The plan was to have a pub crawl, though given damage to Harris’ foot (Harris, was fine) a suitably short route was needed.  Despite the constraints, Cambridge can offer a very fine collection of hostelries located in pretty Victorian back streets.  The Free Press and Elm Tree offered some very fine pints, enjoyed amid the sunny peace and quiet of a Cambridge afternoon.    We ended the afternoon at the more touristy (and famous) Eagle in the city centre.  I’m afraid that despite the venue, and the inspiration previously consumed, no major breakthroughs in genetics or biochemistry were forthcoming.  Harris did expound a number of theories to make hat-wearing more compatible with the positioning of the human ear and these may later be recognised as scientifically significant (though perhaps not up there with the double-helix).

As befitting men of our advanced years, there was no descent into public drunkenness and festivities were done by late afternoon with no-one breaching their RDA of ethanol.  The Harrises purchased the elements of a picnic to be consumed on the train home while I headed to the Indigo Café to enjoy its excellent bagels, cake and hot chocolate.  It really is a wonderful institution and I’d missed its victuals and friendly staff while I’d been gallavanting around these Isles.
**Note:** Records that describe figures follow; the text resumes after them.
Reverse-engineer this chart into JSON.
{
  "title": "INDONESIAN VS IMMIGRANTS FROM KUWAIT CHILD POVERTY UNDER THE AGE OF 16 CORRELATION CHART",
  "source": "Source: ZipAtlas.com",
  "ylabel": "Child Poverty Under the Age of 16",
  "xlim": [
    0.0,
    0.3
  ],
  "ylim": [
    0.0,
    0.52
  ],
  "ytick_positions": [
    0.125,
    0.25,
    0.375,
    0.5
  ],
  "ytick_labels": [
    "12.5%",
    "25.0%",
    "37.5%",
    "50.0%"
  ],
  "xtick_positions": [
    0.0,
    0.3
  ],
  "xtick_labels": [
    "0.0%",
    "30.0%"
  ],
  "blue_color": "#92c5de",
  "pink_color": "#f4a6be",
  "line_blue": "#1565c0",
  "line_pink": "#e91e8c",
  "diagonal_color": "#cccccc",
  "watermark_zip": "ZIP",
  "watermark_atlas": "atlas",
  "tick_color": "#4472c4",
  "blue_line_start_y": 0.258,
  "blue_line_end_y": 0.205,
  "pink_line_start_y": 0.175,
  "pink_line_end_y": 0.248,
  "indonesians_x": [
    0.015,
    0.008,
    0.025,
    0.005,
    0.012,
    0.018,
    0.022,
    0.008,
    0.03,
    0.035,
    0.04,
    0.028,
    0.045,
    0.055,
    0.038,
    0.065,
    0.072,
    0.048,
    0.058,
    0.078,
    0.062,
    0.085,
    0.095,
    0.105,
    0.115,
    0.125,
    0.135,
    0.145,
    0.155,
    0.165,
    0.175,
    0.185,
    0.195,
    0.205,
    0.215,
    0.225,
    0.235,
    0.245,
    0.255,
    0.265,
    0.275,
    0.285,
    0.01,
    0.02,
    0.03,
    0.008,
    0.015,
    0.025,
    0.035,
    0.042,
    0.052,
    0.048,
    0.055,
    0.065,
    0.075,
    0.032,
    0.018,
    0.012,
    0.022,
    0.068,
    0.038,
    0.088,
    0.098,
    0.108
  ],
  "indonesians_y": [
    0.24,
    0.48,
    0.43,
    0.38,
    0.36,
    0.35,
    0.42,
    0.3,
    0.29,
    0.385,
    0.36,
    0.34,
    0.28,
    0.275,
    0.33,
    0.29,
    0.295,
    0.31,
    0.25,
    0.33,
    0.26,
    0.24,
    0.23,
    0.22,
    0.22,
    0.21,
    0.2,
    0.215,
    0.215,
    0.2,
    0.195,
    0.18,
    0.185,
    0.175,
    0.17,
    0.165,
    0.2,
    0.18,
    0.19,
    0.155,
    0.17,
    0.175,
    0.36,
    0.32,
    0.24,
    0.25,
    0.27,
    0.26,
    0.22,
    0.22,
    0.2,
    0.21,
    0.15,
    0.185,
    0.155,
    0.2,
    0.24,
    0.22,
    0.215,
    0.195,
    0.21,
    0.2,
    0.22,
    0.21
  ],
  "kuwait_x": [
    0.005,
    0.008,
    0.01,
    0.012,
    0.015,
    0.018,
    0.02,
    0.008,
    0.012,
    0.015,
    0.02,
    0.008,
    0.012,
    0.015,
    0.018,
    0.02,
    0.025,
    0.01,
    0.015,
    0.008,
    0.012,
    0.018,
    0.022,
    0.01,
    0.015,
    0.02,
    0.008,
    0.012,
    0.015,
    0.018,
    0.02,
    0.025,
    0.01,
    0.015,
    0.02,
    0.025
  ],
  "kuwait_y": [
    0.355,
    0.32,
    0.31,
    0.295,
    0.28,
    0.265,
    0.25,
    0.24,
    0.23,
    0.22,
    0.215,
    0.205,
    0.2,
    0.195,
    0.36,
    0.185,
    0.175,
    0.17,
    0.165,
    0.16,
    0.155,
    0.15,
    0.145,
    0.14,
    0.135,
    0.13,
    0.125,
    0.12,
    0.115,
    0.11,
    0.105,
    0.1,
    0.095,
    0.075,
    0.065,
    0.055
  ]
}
It’s not just cafes and beer: on my first night back, Cambridge offered me an excellent concert by the Britten Sinfonia.  The return home has also allowed cooking, singing lessons, cycling , gym-going and sleeping in my own bed to resume.  So after a month of enforced dissipation (well, perhaps I may have contributed a little) I am now returning to that most desirable condition of “mens sana in corpore sano“.  All-in-all, Cambridge and environs conspire to remind of the splendid place I live – or maybe just to highlight that I’m not cut-out to be an international playboy, but do make a half-decent, if somewhat prosaic, homebody.